Duluth fire officials rescued four people, including two children, from the ice on Lake Superior Tuesday after one of them fell through, the Duluth News Tribune reports.

Melissa Besvold, 34, of Superior, Wisconsin, broke through thin ice, Northland's NewsCenter reports, while exploring Uncle Harvey's Mausoleum, also know as "the Cribs," in Canal Park, WDIO says.

She was with with Brian Bridge, 37, and two girls, ages 6 and 11, all of Superior, the Duluth News Tribune notes.

Someone in the group called 911 for help, and by the time rescuers were at the scene Besvold had climbed onto one of the Cribs' structures, reports say.

Duluth firefighters used a blowup raft to transport the group back to shore safely, video of the rescue shows.

They were cold and scared, but no one was injured, reports note.

'Ice is not safe'

In a post on Facebook, the St. Louis County Rescue Squad wrote, "Friends, please stay away from Uncle Harvey's until next winter.
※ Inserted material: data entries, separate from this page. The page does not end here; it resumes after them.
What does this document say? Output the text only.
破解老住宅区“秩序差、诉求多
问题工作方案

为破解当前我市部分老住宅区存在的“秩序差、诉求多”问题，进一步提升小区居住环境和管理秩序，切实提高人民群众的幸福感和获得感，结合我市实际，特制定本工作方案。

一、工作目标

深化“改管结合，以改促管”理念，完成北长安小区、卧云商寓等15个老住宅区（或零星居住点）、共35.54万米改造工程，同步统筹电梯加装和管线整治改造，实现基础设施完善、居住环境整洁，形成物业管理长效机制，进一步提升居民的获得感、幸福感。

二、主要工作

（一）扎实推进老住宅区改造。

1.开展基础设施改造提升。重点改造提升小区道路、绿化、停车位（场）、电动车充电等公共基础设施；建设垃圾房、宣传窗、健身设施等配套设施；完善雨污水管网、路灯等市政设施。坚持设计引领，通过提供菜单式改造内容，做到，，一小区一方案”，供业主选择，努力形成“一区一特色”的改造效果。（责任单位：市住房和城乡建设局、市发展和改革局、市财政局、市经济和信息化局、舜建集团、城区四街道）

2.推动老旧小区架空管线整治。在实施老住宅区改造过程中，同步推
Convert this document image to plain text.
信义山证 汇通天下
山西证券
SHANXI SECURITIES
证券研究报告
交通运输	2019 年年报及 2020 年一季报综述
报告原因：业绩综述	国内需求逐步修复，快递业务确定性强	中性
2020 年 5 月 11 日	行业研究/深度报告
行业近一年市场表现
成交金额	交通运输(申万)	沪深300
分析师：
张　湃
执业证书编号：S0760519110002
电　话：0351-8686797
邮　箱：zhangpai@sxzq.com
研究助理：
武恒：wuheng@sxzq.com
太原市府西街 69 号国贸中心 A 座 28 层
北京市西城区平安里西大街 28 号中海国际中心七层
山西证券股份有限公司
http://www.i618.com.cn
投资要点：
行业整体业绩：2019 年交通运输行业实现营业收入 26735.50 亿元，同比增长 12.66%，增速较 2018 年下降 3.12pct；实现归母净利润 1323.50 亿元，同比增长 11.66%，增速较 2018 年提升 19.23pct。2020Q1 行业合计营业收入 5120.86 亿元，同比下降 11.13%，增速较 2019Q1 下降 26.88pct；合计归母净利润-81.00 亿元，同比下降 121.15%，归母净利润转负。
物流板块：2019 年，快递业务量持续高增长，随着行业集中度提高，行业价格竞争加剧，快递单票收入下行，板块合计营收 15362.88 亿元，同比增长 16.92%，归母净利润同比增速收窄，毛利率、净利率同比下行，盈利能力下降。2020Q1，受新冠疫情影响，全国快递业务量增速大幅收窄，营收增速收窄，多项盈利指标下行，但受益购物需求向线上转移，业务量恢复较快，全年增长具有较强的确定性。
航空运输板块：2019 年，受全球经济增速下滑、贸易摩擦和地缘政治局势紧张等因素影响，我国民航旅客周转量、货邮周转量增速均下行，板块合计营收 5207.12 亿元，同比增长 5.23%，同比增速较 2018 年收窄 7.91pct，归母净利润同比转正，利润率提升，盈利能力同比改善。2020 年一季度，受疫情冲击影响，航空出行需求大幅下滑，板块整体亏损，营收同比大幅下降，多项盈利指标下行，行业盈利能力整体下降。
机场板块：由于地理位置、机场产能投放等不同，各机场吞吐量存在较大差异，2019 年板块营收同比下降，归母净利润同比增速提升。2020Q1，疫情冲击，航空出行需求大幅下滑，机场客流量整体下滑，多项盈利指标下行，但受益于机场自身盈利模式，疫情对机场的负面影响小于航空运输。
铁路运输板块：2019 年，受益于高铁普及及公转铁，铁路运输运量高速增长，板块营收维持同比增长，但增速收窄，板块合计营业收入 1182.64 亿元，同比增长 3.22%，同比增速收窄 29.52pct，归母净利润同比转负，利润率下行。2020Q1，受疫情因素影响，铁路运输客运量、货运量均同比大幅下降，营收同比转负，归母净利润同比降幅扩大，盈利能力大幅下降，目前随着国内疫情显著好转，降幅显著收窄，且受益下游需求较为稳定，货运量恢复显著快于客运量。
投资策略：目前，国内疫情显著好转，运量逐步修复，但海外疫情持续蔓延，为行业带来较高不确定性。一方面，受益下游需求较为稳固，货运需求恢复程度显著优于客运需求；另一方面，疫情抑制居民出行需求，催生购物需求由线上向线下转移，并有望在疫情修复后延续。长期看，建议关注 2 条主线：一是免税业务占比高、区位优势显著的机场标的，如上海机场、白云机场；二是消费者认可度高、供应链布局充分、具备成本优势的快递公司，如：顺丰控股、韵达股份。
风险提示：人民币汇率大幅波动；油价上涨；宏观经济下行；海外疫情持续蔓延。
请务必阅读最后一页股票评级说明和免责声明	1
NO ice is safe right now!"

The Minnesota Department of Natural Resources has been warning about ice safety and the risk of going out on frozen lakes all winter – and last week it warned of quickly deteriorating ice conditions throughout the state.
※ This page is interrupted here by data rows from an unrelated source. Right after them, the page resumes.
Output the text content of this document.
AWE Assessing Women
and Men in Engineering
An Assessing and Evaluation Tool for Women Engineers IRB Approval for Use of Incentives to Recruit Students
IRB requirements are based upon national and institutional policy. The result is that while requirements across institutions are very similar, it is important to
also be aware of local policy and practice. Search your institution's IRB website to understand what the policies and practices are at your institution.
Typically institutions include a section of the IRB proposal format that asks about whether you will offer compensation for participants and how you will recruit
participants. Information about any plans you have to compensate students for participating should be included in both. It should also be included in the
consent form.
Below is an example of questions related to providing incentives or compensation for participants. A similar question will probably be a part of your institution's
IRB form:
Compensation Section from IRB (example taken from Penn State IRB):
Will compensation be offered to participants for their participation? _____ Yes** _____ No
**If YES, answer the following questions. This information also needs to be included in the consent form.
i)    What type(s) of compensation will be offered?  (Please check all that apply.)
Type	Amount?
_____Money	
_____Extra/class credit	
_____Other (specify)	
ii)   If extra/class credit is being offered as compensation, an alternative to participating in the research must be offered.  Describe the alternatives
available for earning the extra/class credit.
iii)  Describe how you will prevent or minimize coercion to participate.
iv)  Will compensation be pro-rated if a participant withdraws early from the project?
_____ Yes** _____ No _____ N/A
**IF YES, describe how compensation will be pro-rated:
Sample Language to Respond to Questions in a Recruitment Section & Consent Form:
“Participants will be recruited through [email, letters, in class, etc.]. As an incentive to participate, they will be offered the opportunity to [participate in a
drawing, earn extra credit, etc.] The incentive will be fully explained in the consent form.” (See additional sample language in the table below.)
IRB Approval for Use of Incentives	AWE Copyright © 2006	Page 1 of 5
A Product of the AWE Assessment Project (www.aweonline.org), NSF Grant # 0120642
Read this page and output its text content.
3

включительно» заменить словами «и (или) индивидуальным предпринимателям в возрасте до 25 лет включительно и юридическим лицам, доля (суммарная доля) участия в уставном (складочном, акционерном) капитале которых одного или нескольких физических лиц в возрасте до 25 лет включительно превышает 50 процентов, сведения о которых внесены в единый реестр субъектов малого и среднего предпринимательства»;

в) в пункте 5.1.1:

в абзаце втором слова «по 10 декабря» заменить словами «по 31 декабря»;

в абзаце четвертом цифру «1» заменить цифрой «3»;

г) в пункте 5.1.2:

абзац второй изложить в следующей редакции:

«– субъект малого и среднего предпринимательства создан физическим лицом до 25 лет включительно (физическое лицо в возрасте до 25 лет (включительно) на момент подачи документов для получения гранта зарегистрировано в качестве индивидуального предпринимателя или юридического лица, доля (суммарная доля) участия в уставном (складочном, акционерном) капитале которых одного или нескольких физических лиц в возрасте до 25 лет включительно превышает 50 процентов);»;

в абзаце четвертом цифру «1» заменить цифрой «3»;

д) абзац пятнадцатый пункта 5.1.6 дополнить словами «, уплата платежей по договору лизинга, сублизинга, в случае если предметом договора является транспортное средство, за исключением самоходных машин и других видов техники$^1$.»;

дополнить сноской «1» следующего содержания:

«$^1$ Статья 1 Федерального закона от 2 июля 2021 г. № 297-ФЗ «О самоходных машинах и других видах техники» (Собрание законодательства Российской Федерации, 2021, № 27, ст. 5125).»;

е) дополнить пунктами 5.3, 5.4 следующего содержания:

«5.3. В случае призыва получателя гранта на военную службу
There have been a number of incidents this winter with people falling through the ice, including a handful of fatalities.

The DNR reported in mid-February at least three people have died after falling through the ice this winter. A 62-year-old man died when his ATV fell through the ice on Gun Lake back in November, and two anglers died when their vehicle broke through the ice on Lake Benton Feb. 1.

Since the DNR's mid-February report, at least one other person has died in an ice-related incident – a 50-year-old man died after his UTV broke through the ice on Lake Andrew in early March.

Last winter, three people died in ice-related incidents, the DNR's report notes, and from 2009-14, there were 18 ice-related deaths – five involved people on foot, while nine were on snowmobiles or ATVs. The four others were involved motor vehicles.